By the 1950s, spurred by the commercial success of his mentor, Dufy, Cobelle had achieved phenomenal success commercially with his Parisian-influenced style. Much like contemporary artists and designers at the time, his designs graced a number of pottery patterns for various pottery companies, including Midwinter Stylecraft, Universal Potteries and Homer Laughlin China Company.

In addition to creating advertising illustrations for everything from hosiery to French perfume, Cobelle created a number of murals throughout the country in noteworthy public locations such as The Painted Desert Room of the Desert Inn in Las Vegas, the Mark Hopkins Hotel in San Francisco, Neiman-Marcus in Dallas and on the cruise ships of the Holland America Line.

==Art==
Throughout his long career, Cobelle painted his favorite subjects; Paris street scenes, racetracks, regattas and casinos. The subjects in Cobelle's paintings were not of actual locations or events.

His paintings are characterized by thin, descriptive line-work over broad patches of bold color. First, Cobelle would map out a scene in blocks of bold, expressive color. Then, he would define the imagery with spontaneous, fluid line work. Many of his paintings were painted on canvas with mixed media - oils, acrylics, tempera, conte crayon, ink, whatever was at hand.

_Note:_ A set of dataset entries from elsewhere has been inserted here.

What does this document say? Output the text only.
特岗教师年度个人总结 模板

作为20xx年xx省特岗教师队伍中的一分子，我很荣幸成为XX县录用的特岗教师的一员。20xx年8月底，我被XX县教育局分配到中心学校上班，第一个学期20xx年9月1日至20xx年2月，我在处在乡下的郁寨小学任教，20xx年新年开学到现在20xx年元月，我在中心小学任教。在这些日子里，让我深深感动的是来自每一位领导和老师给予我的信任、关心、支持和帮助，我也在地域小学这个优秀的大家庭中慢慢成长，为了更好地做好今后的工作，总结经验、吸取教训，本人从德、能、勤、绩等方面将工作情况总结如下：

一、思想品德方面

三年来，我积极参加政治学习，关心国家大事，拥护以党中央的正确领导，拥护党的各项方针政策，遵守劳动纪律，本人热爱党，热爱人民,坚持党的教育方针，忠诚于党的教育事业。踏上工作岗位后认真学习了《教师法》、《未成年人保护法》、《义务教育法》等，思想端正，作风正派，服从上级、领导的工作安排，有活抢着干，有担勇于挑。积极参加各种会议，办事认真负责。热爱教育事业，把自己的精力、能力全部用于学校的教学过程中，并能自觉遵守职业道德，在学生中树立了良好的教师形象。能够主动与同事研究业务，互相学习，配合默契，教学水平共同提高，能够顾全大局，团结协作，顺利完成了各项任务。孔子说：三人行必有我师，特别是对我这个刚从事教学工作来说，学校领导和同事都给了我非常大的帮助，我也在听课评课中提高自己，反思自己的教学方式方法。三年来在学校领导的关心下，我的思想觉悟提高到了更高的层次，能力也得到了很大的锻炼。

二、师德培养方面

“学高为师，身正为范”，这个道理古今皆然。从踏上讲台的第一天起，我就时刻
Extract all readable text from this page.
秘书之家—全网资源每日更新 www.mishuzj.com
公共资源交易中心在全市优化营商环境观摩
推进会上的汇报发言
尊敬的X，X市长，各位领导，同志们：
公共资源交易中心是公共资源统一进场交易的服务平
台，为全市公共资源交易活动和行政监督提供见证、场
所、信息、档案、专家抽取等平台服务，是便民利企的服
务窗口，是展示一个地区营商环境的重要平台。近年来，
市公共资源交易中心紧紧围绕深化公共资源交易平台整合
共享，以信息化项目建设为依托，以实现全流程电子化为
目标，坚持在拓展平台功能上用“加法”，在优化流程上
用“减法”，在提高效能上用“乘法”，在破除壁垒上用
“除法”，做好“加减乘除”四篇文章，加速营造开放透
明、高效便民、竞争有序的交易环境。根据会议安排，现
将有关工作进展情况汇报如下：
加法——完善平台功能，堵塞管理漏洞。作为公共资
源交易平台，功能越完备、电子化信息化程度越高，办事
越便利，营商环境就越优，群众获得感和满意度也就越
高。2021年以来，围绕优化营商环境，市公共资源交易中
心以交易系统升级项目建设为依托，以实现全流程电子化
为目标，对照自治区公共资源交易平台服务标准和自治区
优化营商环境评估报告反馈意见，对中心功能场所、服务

In 1965, a fire ravaged his studio at his home in Ridgefield, Connecticut. As a result, most of his early work was lost, as were all school records and correspondence.

In his later years he signed his paintings "Chas Cobelle."

==Exhibitions==
In addition to his mixed media paintings, his work has also been highlighted on the covers of magazines. His murals have been featured on the walls of residences, public buildings, hotels and restaurants.

Collections:
- Hartford Antheneum
- Wm. Snaith - Pres. Raymond Lowry Assoc.
- Mr. Von Rumohr - Collector
- Hugh Leighton - Collector St. Croix, V.I.
- Mrs. Helen Hart- American Brass Co.
- Donald Deskey - Designer
- Tamanaco Hotel- Caracas, Venezuela
- Mark Hopkins Hotel- San Francisco, Calif.
- Henry End - Collector-Int. Designer
- Daniel Whitlock - Lazard Freres
- Stuart M. Seymour - American Distilling Co.
- Parke Bernet Galleries - Paintings sold in 1961, 1962, 1963
- Howard Hughes - Collector/Industrialist
- Burt Parks - Collector/Celebrity

Cobelle Exhibits:
- Niveau Galleries - Palm Beach
- Schoneman Galleries
- Lord & Taylor
- Gallery Revel - New York
- 70th St. Gallery - New York
- Park West Galleries - Michigan

Magazine and Brochure Covers:
- Cue Magazine
- This Week Magazine
- Elizabeth Arden
- Round Hill Publishing
- Emerald Beach Hotel
- Distinguished Resorts

Murals:
- Neiman Marcus Co. - Dallas, Texas
- The Royal Box - American Hotel, New York
- Painted Desert Room at the Desert Inn - Las Vegas, Nevada
- Raymond Lowry Associates
- Richs - Atlanta, Georgia
- Kenyon Hall - Michigan State University
- American Tobacco - Caracas, Venezuela
- Henry Ford Museum - Murals & Sculpture
- Norman Belle Geddes - Murals & Sculpture
- Holland American Line - Murals & Sculpture
- Cruise Ships of Wilson Line - Murals & Sculpture
- Gimbel Bros. - Philadelphia, Pa
- Teheran Restaurant - New York
- Administration Building - City of New York
- Bali-Hi-Room - Robert Meyer Hotel Jacksonville, Florida
- Estate Carlton Hotel - St. Croix, V.I.
- W.&J. Sloane for Country Club - Spring Lake, N.J.
- 200 Fifth Ave. Club - New York
- Chalfonte Haddon Hall Hotel - Atlantic City, N.J.